Both Obama and Clinton favor the Frank-Dodd Bill for fixing the mortgage crisis. This bill would enable the government to guarantee new loans from banks for families facing foreclosure, but it's not enough to remedy the situation. Obama is ready to address our floundering economy as a whole and revamp our regulatory framework without bowing to special interest groups. "Obama is one of the few mainstream leaders," Kuttner writes, "calling for capital requirements to be extended to every category of financial institution that creates credit."

By contrast, Clinton's recent speech suggests that economic issues like job losses and skyrocketing gas prices started with the mortgage crisis. In other words, the subprime catastrophe is its own isolated mess. Clinton inexplicably keeps this mess apart from the problems in the financial sector, or, in Obama speak, she separates Main Street from Wall Street.

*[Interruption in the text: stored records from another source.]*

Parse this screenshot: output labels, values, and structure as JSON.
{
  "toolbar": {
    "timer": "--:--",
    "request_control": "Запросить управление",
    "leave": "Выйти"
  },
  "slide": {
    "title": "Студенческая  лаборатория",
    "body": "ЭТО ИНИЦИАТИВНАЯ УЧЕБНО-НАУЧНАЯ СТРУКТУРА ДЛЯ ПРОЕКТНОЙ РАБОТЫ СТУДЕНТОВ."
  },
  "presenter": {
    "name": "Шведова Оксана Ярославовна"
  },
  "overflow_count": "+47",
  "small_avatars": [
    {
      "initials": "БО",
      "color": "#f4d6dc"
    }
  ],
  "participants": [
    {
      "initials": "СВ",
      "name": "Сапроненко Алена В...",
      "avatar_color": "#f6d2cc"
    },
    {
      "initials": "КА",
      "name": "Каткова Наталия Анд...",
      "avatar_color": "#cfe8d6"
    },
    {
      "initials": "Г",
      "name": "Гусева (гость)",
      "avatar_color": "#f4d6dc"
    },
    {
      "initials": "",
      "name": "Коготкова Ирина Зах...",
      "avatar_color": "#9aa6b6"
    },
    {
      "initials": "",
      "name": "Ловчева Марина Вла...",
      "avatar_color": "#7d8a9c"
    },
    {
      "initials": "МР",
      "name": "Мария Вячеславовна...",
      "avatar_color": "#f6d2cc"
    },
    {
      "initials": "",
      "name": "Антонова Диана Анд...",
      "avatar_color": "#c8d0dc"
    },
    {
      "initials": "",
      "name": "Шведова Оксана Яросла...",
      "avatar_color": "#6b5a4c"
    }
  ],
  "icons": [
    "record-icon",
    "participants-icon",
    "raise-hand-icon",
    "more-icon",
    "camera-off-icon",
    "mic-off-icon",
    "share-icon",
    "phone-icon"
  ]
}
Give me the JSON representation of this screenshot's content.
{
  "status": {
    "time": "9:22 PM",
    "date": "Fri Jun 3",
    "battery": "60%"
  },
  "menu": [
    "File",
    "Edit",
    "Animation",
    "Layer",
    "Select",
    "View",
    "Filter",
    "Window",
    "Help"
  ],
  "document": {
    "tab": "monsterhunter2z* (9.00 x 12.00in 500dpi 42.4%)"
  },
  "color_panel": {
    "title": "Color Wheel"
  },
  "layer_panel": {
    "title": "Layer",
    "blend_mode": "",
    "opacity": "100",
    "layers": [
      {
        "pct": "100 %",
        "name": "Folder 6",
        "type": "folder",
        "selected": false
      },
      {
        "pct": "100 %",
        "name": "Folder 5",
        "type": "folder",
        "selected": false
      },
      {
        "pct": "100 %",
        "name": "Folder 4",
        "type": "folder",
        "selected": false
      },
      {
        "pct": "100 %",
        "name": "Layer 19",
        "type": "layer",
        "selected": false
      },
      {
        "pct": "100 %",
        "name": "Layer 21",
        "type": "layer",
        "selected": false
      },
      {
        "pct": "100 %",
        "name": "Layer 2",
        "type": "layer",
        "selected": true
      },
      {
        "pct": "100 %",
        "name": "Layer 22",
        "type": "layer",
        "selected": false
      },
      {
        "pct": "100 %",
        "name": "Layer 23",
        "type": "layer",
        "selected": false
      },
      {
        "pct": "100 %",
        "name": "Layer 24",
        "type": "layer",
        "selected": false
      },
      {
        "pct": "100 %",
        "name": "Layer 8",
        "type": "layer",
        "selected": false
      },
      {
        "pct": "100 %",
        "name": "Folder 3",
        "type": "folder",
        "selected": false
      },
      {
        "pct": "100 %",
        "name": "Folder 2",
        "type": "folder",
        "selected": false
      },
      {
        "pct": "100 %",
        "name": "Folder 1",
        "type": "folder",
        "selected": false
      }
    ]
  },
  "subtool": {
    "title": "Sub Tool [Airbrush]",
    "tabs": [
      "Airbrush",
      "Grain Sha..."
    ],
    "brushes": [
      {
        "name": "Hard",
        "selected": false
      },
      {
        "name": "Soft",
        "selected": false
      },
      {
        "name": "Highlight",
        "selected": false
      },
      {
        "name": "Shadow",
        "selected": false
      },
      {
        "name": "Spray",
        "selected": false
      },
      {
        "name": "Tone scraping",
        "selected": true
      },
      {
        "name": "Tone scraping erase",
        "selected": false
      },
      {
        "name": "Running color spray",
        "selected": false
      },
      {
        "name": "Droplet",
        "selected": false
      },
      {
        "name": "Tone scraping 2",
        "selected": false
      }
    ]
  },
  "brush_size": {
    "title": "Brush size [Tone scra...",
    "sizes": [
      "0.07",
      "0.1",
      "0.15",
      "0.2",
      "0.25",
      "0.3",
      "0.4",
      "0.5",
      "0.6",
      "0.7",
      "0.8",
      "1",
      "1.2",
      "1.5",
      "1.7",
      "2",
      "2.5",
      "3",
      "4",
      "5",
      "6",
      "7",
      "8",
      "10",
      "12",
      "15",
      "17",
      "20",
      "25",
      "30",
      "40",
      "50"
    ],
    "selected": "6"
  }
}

What's all the more frustrating, as Kuttner notes, is that Paul Krugman of the New York Times can't see this distinction between the two Democratic candidates. Perhaps Krugman doesn't get the significance of Obama's FDR-ish plan for broader, modernized financial regulation. He claims to be pleased by it, and yet he calls Obama's proposals "cautious and relatively orthodox." To me, cautious and relatively orthodox would be turning to Robert Rubin and Alan Greenspan for advice (both of whom are responsible for getting us into this predicament in the first place), which is exactly what Clinton wants to do.